Tiempos de efemérides

(10/12/2008) Hay presentaciones de libros que no me gusta perderme por nada del mundo porque tengo hacia sus autores una simpatía especial, más allá del interés que puede producirme el propio libro que se publica. Y es que la simpatía lejos de ser un sentimiento ciego y sin tino, está basada en razones personales que a veces no responden a ninguna lógica pero que hacen que uno se sienta bien con determinadas personas y se acerque a su trato como si las conociera de toda la vida.
El pasado 3 de noviembre, Joaquín Díaz presentó su nuevo libro “Valladolid hace 100 años” y aunque pertenece a esas personas que me producen los sentimientos arriba esbozados y el contenido del libro es de los que suscitan mi interés, no pude estar en el evento por algo tan obvio como el hecho de ignorar que se iba a celebrar -hay noticias de prensa que se le escapan a uno ¡qué le vamos a hacer!-.
Mi hijo, que conoce mis devociones por el libro y por Joaquín, compró el mismo día un ejemplar que ha amortiguado hasta cierto punto mis pesares por dicha ausencia. Más de 200 fotografías y numerosos personajes se asoman desde la ventana del libro para el disfrute del lector que se llena de nostalgia al comprobar la lejanía del tiempo pasado y la desaparición de personas entrañables y edificios valiosos. La editorial Castilla Tradicional  en una encuadernación cuidada, embellece al tacto las sabias disertaciones que Joaquín hace sobre cada una de las fotografías cual cirujano que diseccionara un tiempo ya caduco y memorable. La autopsia del tiempo.

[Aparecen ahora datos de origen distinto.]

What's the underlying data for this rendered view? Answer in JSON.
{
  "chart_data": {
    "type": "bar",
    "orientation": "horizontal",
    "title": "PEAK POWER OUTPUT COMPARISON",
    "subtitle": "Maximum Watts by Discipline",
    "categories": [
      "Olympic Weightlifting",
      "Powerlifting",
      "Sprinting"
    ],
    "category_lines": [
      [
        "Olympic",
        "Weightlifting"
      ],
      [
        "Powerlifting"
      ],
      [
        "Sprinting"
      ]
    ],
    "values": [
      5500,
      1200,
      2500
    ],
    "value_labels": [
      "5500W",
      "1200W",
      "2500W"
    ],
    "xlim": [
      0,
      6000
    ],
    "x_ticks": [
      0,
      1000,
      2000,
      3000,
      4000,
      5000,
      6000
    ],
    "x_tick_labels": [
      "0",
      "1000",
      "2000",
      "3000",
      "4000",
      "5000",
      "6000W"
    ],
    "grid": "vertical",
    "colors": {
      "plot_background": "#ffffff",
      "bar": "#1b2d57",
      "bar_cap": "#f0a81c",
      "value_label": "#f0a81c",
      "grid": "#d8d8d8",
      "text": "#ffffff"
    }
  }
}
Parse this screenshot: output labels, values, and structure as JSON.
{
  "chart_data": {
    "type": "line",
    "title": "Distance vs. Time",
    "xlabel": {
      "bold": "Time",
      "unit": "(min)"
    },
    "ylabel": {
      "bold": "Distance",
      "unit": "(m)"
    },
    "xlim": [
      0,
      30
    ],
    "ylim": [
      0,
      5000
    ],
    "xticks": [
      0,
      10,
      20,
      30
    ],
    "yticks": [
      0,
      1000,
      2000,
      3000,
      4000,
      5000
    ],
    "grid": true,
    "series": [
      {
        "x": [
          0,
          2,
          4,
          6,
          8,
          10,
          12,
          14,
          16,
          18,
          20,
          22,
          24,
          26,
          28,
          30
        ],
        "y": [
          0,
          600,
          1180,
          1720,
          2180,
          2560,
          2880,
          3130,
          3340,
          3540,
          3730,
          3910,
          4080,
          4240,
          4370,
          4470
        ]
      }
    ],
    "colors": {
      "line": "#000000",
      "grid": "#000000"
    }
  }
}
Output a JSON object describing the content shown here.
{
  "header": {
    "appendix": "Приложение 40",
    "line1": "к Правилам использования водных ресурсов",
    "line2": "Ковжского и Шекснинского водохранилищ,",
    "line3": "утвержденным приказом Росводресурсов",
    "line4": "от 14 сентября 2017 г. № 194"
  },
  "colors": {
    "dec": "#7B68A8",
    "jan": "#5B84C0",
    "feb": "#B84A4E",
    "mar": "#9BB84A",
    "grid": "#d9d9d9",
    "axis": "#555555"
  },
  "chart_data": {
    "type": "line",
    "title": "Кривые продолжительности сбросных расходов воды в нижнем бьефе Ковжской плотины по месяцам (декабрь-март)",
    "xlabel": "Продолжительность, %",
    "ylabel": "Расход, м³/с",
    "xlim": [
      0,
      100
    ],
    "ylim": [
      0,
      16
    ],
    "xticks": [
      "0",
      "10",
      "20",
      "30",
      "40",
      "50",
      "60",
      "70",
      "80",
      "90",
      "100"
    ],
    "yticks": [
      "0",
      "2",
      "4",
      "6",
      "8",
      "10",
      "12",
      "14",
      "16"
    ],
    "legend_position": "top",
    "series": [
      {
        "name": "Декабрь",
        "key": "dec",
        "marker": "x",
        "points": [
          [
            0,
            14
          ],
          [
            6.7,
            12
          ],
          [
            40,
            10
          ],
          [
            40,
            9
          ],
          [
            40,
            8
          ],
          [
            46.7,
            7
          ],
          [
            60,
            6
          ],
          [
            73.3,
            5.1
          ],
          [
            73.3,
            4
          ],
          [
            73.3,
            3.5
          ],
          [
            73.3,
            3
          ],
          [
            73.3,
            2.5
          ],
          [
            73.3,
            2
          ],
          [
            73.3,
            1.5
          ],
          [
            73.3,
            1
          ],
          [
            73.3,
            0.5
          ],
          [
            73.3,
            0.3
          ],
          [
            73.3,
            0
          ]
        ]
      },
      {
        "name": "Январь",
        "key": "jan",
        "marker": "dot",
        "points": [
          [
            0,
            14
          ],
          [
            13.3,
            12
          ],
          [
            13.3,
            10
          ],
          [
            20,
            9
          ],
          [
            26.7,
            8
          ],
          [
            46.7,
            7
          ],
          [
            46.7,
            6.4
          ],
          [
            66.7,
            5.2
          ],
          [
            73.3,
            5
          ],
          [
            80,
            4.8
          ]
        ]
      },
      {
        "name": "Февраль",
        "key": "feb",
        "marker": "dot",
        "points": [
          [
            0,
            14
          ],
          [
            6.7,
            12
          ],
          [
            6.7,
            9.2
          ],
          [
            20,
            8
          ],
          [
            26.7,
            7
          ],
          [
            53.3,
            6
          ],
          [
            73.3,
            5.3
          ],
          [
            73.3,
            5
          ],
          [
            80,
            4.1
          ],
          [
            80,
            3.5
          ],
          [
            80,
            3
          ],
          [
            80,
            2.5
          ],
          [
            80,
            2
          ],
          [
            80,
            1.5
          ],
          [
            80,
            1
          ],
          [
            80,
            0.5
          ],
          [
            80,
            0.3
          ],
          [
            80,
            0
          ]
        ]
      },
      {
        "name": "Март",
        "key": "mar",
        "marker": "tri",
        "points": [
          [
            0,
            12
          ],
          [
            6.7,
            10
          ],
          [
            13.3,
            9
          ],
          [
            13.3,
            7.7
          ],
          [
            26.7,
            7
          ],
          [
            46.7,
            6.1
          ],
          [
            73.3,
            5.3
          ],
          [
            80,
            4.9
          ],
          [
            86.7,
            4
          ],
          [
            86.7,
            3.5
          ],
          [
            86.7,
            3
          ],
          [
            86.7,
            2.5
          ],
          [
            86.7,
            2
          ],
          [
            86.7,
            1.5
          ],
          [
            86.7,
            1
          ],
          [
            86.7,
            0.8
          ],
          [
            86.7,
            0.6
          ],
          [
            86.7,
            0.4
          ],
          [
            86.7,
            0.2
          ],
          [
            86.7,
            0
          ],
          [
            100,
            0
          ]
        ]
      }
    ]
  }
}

La misma fotografía de portada es todo un símbolo de aquella España de burgueses y labriegos que comparten espacio junto al nuevo ayuntamiento. Sólo espacio.

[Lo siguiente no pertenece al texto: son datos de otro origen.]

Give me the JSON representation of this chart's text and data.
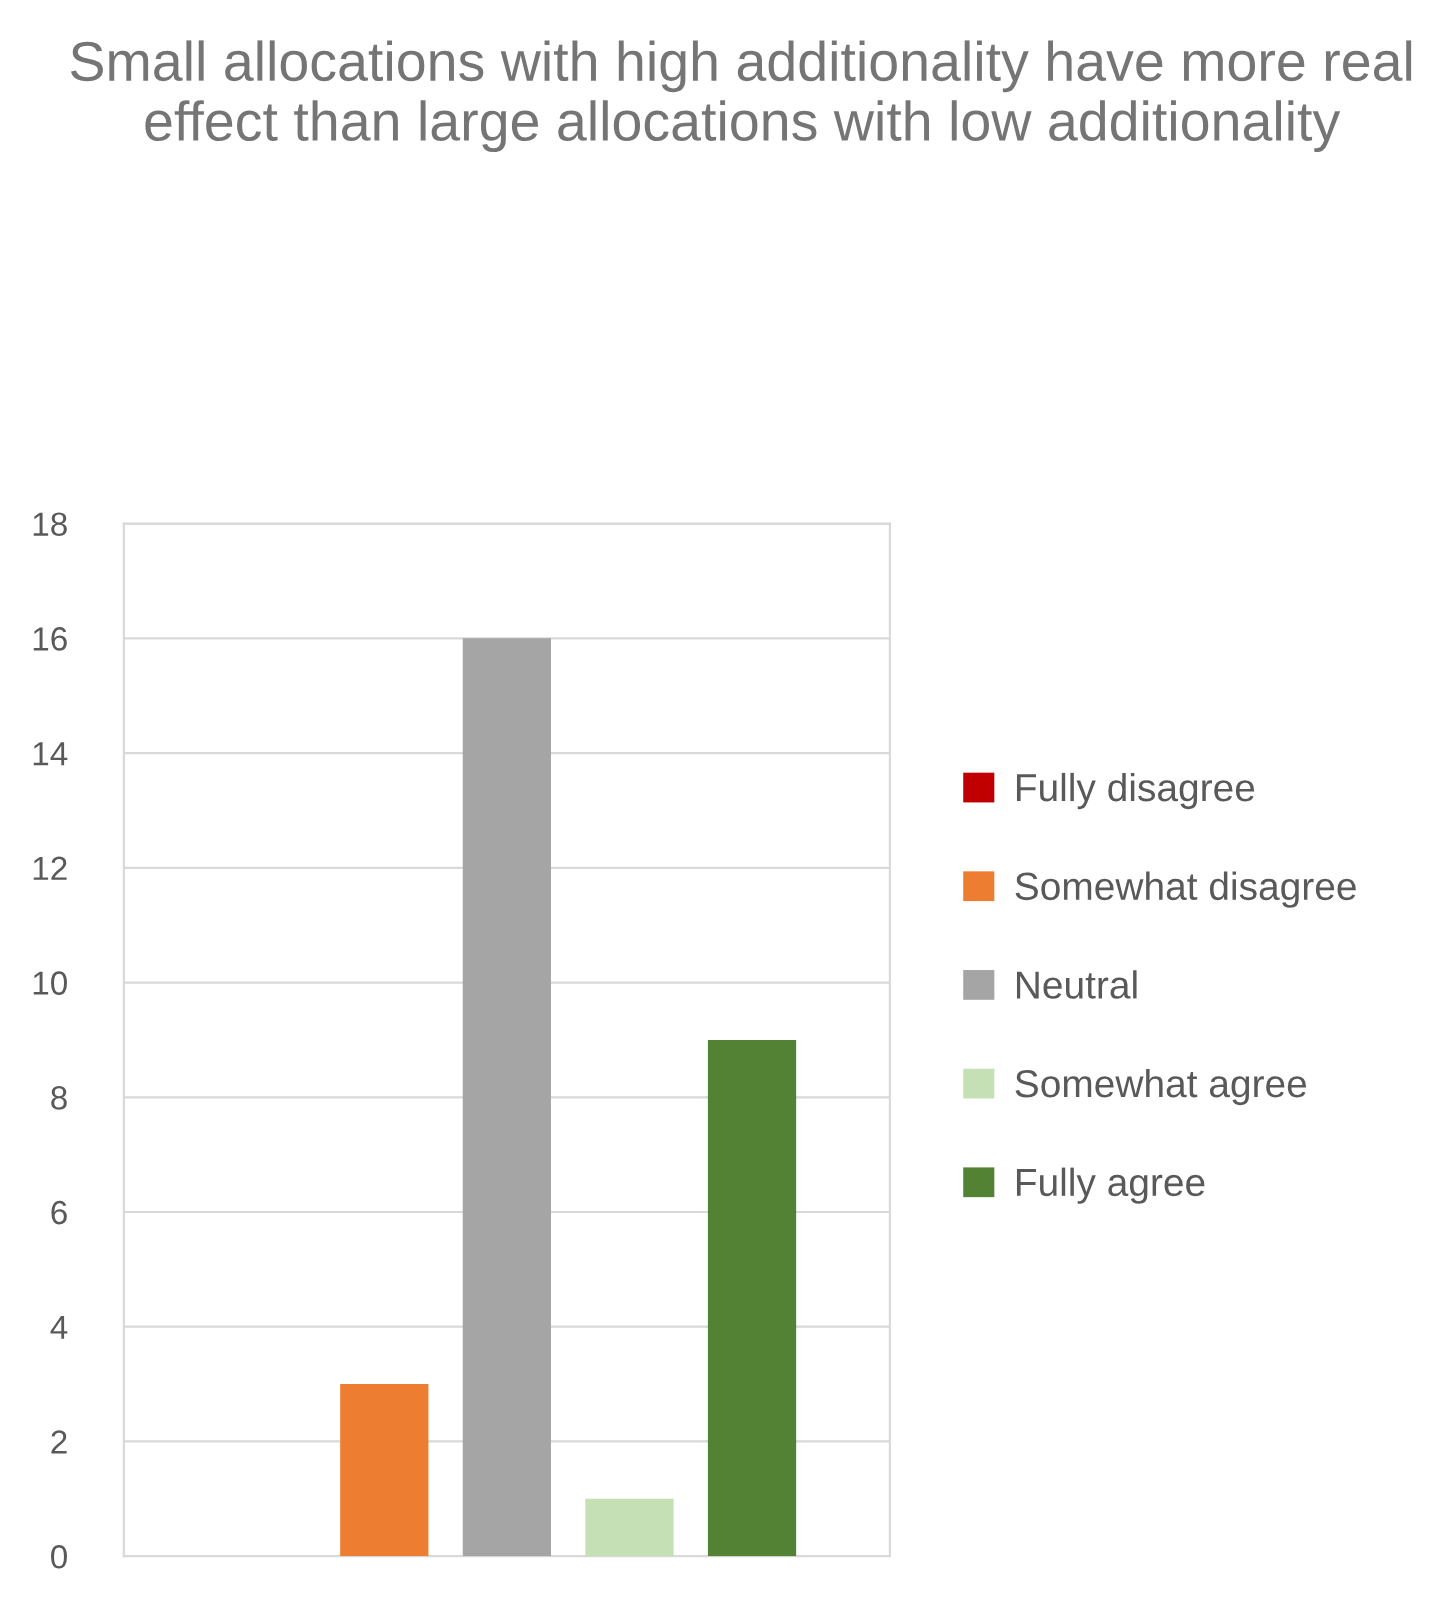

Joaquín Díaz nos propone un recorrido desde la Plaza Mayor hasta la calle Doctrinos, pasando por otros lugares urbanos, para que cada cual ejercite su “espíritu de observación” dejando que su imaginación deambule “por las calles de la ciudad de Valladolid tal y como estarían hace un siglo”.

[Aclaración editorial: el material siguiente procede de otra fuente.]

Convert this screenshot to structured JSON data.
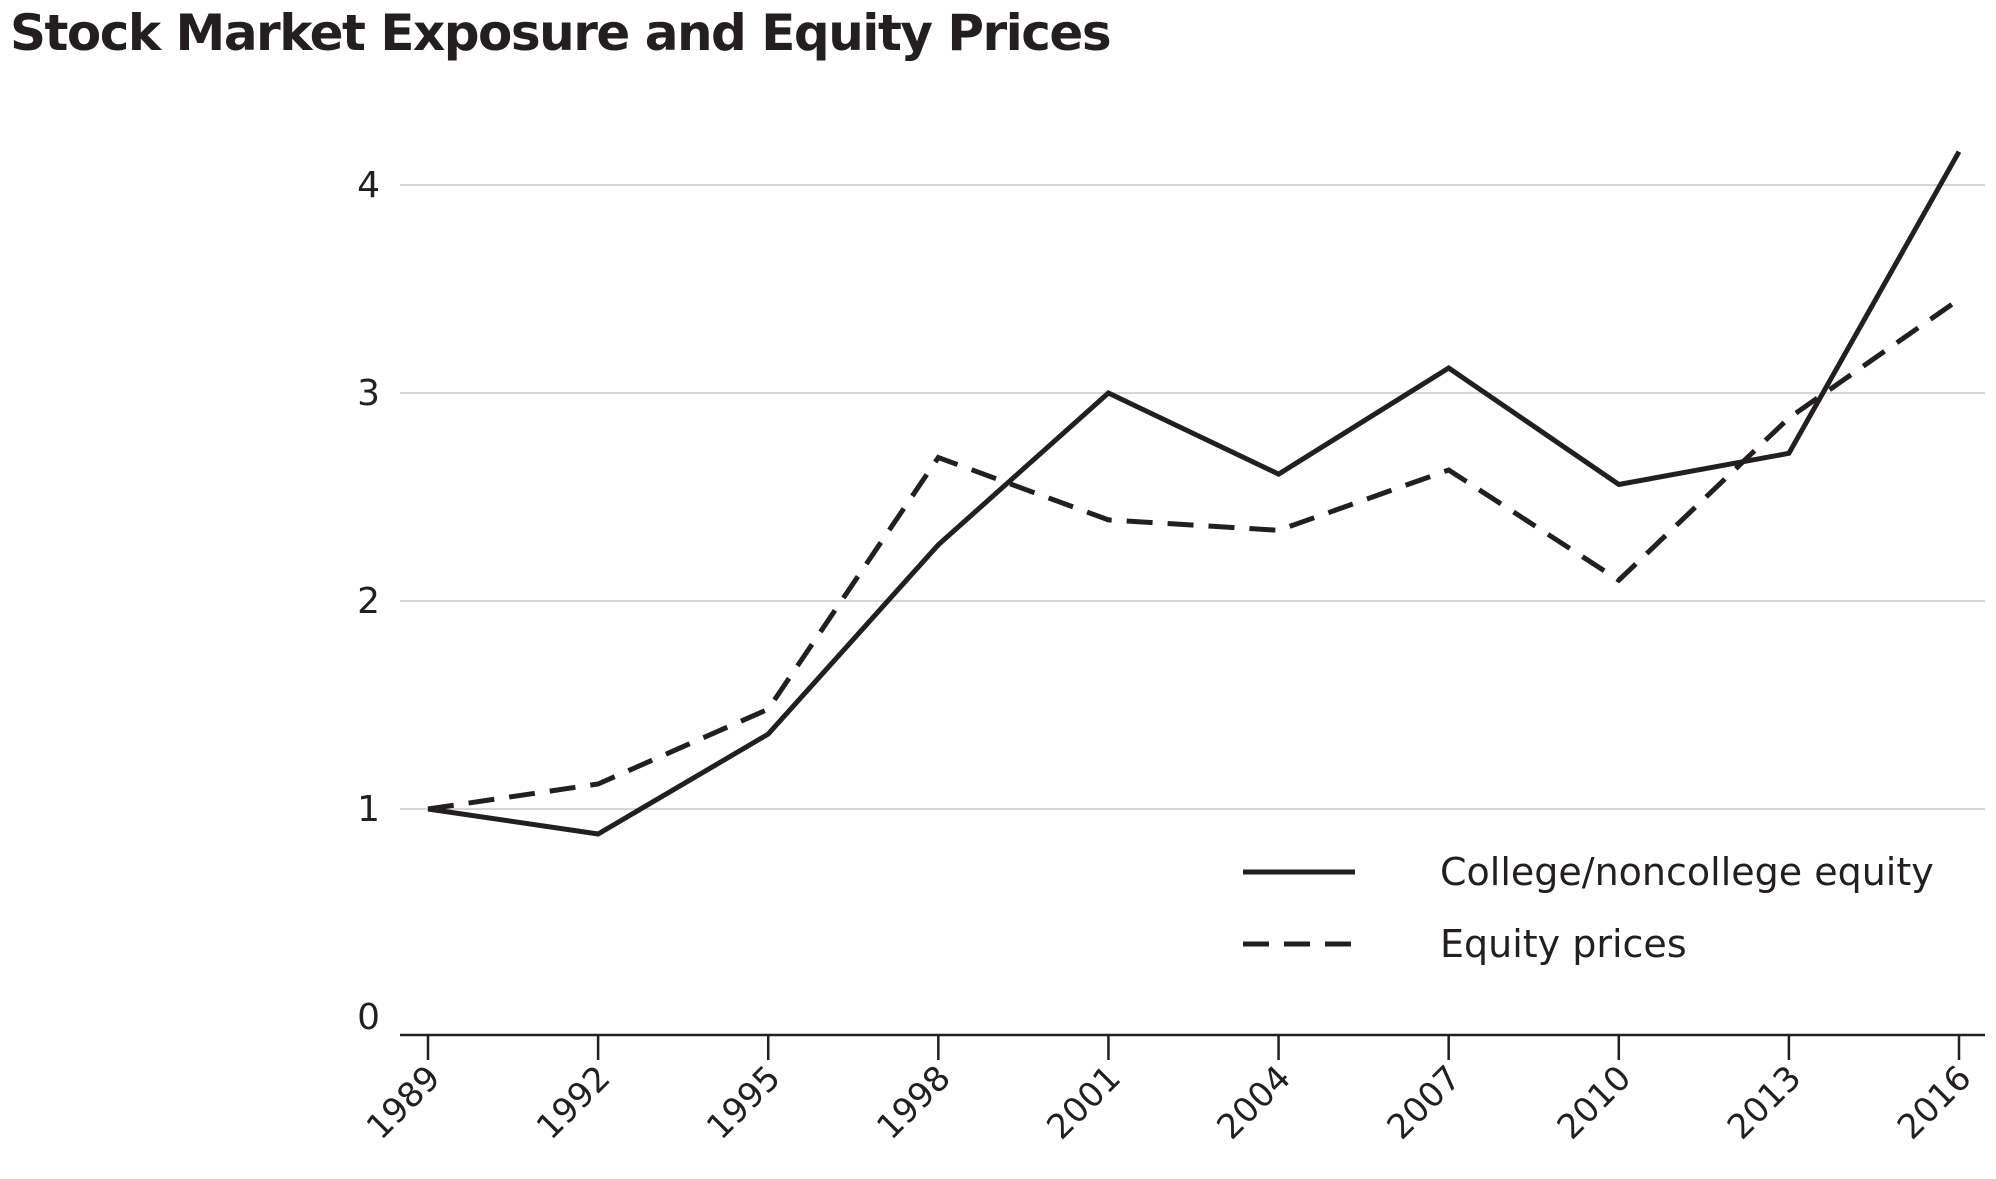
{
  "chart_data": {
    "type": "line",
    "title": "Stock Market Exposure and Equity Prices",
    "xlabel": "",
    "ylabel": "",
    "x": [
      1989,
      1992,
      1995,
      1998,
      2001,
      2004,
      2007,
      2010,
      2013,
      2016
    ],
    "x_tick_labels": [
      "1989",
      "1992",
      "1995",
      "1998",
      "2001",
      "2004",
      "2007",
      "2010",
      "2013",
      "2016"
    ],
    "y_ticks": [
      0,
      1,
      2,
      3,
      4
    ],
    "y_tick_labels": [
      "0",
      "1",
      "2",
      "3",
      "4"
    ],
    "ylim": [
      0,
      4.2
    ],
    "grid": "horizontal",
    "legend_position": "bottom-right",
    "series": [
      {
        "name": "College/noncollege equity",
        "style": "solid",
        "color": "#231f20",
        "values": [
          1.0,
          0.88,
          1.36,
          2.27,
          3.0,
          2.61,
          3.12,
          2.56,
          2.71,
          4.16
        ]
      },
      {
        "name": "Equity prices",
        "style": "dashed",
        "color": "#231f20",
        "values": [
          1.0,
          1.12,
          1.48,
          2.69,
          2.39,
          2.34,
          2.63,
          2.1,
          2.88,
          3.45
        ]
      }
    ]
  }
}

Conocer una ciudad es conocer su historia y los entramados sociales y culturales que se han tejido y destejido en ella y que, de alguna manera, nos conforman. Tenemos la falsa percepción de creernos siempre los últimos moradores de una ciudad, los más modernos. Y nos olvidamos que dentro de 100 años otro libro recogerá nuestras imágenes para que otros las juzguen. Y los autores que nos impriman para entonces serán protagonistas, a su vez, de un nuevo trabajo cuando pasen otros 100.
Y si miramos más allá de nuestro ombligo veremos que lo mismo ocurre en Lille o en Basilea, o en cualquier otra ciudad del mundo.
Pero celebramos efemérides, centenarios, bicentenarios y milenarios como si tras nosotros no fuera a venir nadie más, como si fuéramos los últimos de los últimos. Eso cuando no se utilizan más que para el dispendio o relumbrón de algunas instituciones.
Porque la  conmemoración de cualquier centenario sólo resultará útil cuando se utilice, como hace Joaquín, para observar una época que se nos fue desde la perspectiva que da la distancia.
Por eso jugando a hacer ciencia ficción me gusta ponerme en el año 2108 cuando otros relojes señalen con claridad la divergencia real entre su mundo y el nuestro y preguntarme: ¿qué fotografías elegirán los autores para representarnos?, ¿qué aspectos de nuestra realidad urbana les llamará la atención?, ¿qué modos de vida serán los suyos que, al ser peculiares, serán reflejados por los ciudadanos del 2208?, ¿y los de éstos?…
Como ven se trata de preguntas que estimulan la reflexión y que sirven para cualquier efeméride o conmemoración que se precie. Conmemoraciones que pasando los siglos no serán más que los pequeños eslabones de una larga cadena de la que nadie verá el extremo.